James Webb Telescope; A Simple Introduction

For the past 30 years humans have been getting most of the visuals of space through the Hubble telescope. This masterpiece of engineering was launched back in 1990.

Hubble Space Telescope (Image: NASA)

It is a large and most versatile, renowned both as a vital research tool and a PR boon for astronomy. The Hubble telescope is named after astronomer Edwin Hubble and is one of NASA’s great observatories.

Here are some images taken by the mighty Hubble.

But as with most space projects there comes a time when they are decommissioned. They end up roaming around space with no proper trajectory or anyone that takes care of them.

The Hubble space telescope is set to be decommissioned somewhere between 2030 and 2040. We would obviously need a replacement for it to view our universe.

This is where the James Webb telescope comes in. It is planned to be a replacement for the hubble telescope. James Webb will be one of the greatest space projects in history.

James Webb telescope © NASA/Getty
James Webb Telescope (Image: Science Focus / NASA)

The James Webb telescope has been in development since 1996. It was initially scheduled for launch in 2007 with a 500 million dollar budget. But this budget gradually became a 10 billion dollar expense and even the launch time has been excessively delayed.

After it was completed in 2016 it’s extensive testing began and it was set to launch in 2018. It was delayed twice in 2018 and once in march of 2020. JWST is now scheduled for launch on the 31st of October 2021.

So why is The James Webb space telescope so important to us?

Well that is because it can see 13 billion years into the past and observe the formation of the very first galaxies and planets that formed approximately 100 million years after the big bang, it may also be able to discover alien life for the first time ever.

But how is it able to do all that?

Here’s how.

Well first of all it will keep its mirror at a temperature of minus 388 degrees Fahrenheit (minus 233 degrees Celsius). The cold and the telescope’s distance from the Earth will give The James Webb the precision to observe red-shifted light from the early universe. The James Webb Space Telescope will detect infrared light that is 400 times fainter than what current space-based telescopes can see.

The telescope’s segmented primary mirror is 21 feet (6.4 m) in diameter and consists of 18 hexagonal segments made from gold-plated beryllium. A secondary mirror reflects light from the primary mirror into the science instruments to help produce an image.

Size of mirror
Size Comparison of Hubble and James Webb mirrors. (Image: NASA/BBC)

The James Webb’s mirror dwarfs that of the Hubble Space Telescope, but has one-tenth the mass of the Hubble’s mirror.

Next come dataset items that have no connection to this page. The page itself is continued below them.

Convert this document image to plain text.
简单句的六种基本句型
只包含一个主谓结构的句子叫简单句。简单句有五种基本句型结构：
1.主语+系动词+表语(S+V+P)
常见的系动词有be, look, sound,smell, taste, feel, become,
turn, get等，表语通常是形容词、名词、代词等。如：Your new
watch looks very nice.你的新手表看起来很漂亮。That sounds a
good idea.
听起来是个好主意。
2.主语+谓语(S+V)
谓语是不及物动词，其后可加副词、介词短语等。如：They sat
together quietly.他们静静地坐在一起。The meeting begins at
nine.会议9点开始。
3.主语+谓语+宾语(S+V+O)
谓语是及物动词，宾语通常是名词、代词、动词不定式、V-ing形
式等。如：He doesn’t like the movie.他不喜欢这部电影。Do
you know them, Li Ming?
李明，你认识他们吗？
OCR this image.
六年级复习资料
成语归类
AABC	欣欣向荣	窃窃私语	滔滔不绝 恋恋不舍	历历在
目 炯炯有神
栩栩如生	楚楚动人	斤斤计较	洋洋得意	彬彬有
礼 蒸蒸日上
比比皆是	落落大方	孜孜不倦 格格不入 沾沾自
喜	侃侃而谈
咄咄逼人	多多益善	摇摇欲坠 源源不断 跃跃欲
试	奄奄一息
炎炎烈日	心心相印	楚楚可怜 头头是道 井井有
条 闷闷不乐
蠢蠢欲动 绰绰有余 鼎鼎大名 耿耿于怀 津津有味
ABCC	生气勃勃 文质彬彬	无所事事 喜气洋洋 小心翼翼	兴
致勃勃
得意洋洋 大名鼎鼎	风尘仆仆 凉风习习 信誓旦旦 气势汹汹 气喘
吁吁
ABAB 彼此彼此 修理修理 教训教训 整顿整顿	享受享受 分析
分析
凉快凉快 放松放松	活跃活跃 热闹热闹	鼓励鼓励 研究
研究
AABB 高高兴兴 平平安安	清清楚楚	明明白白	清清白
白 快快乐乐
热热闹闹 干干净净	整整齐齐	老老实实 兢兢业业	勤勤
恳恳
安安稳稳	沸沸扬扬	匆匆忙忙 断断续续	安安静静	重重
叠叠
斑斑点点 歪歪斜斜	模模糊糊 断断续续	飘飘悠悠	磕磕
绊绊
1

Each of the 18 beryllium mirror segments weighs 46 pounds (20 kilograms).

But how will we look into the past?

That is just simple physics.

Human eye can only see objects when the light reflected from those objects reaches it. Light takes a lot of time to travel through space to reach Earth. We see events like supernovas thousands of years after they have actually occurred. Hence the huge mirror is used to reflect the infrared and cosmic radiations into the secondary mirror. It further transmits them to the instruments that will produce the image.

Because the mirror is so huge it needs to be folded as it is transported in Ariane 5 spacecraft.

Ariane 5 Launch Vehicle (Image ARIANE SPACE)

Here is a video of the mirror folding:

The James Webb will travel for roughly 30 days to reach the orbital point. Orbital point is a gravitationally stable point about four times further from Earth than the moon. It will orbit around the Sun unlike the Hubble which orbits around the Earth. Unlike Hubble, Webb has not been designed to be serviced after launch. Astronauts will not visit it to repair and upgrade systems, as they did five times with the veteran space observatory.

“If we get to the point where we’re starting to run out of fuel, they might be able to mount a mission to go out and refuel The James Webb to keep it going”. NASA project manager Bill Ochs once told reporters.

The $10bn James Webb Space Telescope is a joint venture between the US, European and Canadian space agencies. Therefore is also a huge accomplishment in the engineering and space world.

Impression of James Webb mirrors drawn by an artist.
Artist: JOANNA BARNUM (Image Credits: Flicker and NASA)

This telescope will be in service for about 10 years but it could be longer than that. It will also be able to answer questions that are unanswered for decades. It will will provide humans with a different and more clearer perspective of our universe.